Who This Helps
This is for you, the junior analyst who wants to stop spinning and start shipping. You have data, but you're not sure which experiment to run next. The course Channel Basics: Offers & Creative gives you a simple framework to pick the move that actually moves the needle.
Mini Case
Meet Sofia. She's a junior analyst at a small e-commerce brand. Her team has three creative ideas for a new offer, but they keep debating which one to test. Sofia uses the Angle Matrix from Channel Basics: Offers & Creative. She scores each angle on two things: proof (do we have data it works?) and audience fit (does it match a real segment?).
One angle scores 8 out of 10 on proof and 9 out of 10 on audience fit. Another scores 4 and 6. Sofia recommends the first one. The team runs a 7-day test. Conversion rate jumps 12%. No more debate. Sofia ships a clean analysis with a clear recommendation.
Do This Now (5 Steps)
- List your three best creative angles for the current offer. Each should have a clear promise and a specific audience.
- For each angle, write down one piece of proof you already have. It could be a past test result, a customer review, or a competitor win.
- Score each angle on a scale of 1 to 10 for audience fit. Ask yourself: does this speak directly to one segment?
- Pick the angle with the highest combined score. That's your next experiment.
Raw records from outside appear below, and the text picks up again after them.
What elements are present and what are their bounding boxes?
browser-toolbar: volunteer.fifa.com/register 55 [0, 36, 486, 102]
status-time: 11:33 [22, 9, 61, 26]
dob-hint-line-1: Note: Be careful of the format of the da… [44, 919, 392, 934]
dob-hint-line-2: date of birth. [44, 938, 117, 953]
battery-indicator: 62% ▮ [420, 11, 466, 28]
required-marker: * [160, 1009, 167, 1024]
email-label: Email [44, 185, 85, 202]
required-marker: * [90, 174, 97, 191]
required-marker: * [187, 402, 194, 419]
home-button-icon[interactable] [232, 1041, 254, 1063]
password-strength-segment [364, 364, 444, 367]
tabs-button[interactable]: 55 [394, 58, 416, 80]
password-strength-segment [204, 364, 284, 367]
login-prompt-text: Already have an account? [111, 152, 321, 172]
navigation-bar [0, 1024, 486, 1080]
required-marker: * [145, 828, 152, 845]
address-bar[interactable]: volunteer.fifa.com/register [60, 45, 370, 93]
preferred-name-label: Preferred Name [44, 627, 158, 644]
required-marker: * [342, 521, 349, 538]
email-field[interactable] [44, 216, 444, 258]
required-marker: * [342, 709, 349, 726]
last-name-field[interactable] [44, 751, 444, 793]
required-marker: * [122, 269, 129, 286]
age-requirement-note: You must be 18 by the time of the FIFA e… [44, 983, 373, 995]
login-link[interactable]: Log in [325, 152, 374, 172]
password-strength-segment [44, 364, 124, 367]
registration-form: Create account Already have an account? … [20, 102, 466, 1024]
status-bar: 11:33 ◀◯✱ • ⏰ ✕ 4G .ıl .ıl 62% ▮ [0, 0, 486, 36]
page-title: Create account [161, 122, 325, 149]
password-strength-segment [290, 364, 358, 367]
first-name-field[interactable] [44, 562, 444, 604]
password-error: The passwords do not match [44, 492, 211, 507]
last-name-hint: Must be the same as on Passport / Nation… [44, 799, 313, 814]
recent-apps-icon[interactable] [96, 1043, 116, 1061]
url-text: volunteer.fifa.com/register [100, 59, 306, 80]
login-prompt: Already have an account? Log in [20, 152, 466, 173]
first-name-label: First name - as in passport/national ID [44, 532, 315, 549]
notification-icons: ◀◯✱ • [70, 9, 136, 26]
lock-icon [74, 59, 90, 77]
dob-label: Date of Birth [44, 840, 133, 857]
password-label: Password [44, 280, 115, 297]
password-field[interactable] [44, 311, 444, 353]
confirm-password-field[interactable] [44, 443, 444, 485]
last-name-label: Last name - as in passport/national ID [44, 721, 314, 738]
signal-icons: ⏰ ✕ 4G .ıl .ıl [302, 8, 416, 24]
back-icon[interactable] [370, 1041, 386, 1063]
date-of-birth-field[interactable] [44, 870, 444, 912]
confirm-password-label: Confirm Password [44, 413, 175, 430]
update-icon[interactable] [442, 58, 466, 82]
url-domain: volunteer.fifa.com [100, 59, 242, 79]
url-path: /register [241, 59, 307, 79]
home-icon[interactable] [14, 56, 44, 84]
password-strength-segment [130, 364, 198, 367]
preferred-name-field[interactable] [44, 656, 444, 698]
- Write a one-sentence recommendation for your team. Example: "Test angle A with segment B for 7 days because we have strong proof and high fit."
Avoid These Traps
- Don't try to test all three angles at once. You'll get messy data and no clear learning.
- Don't pick an angle just because it's your boss's favorite. Use the score, not the noise.
- Don't skip the proof step. If you have no data, run a small survey first.
- Don't forget to set a guardrail metric. For example, don't let the test hurt your overall conversion rate by more than 5%.
- Don't wait for perfect data. A 7-day test with 80% confidence is better than a month of analysis paralysis.
Your Win by Friday
By Friday, you'll have one prioritized experiment with a clear recommendation. Your team will know exactly what to run next. You'll feel like the analyst who actually helps the business move. And honestly, that's a pretty good feeling.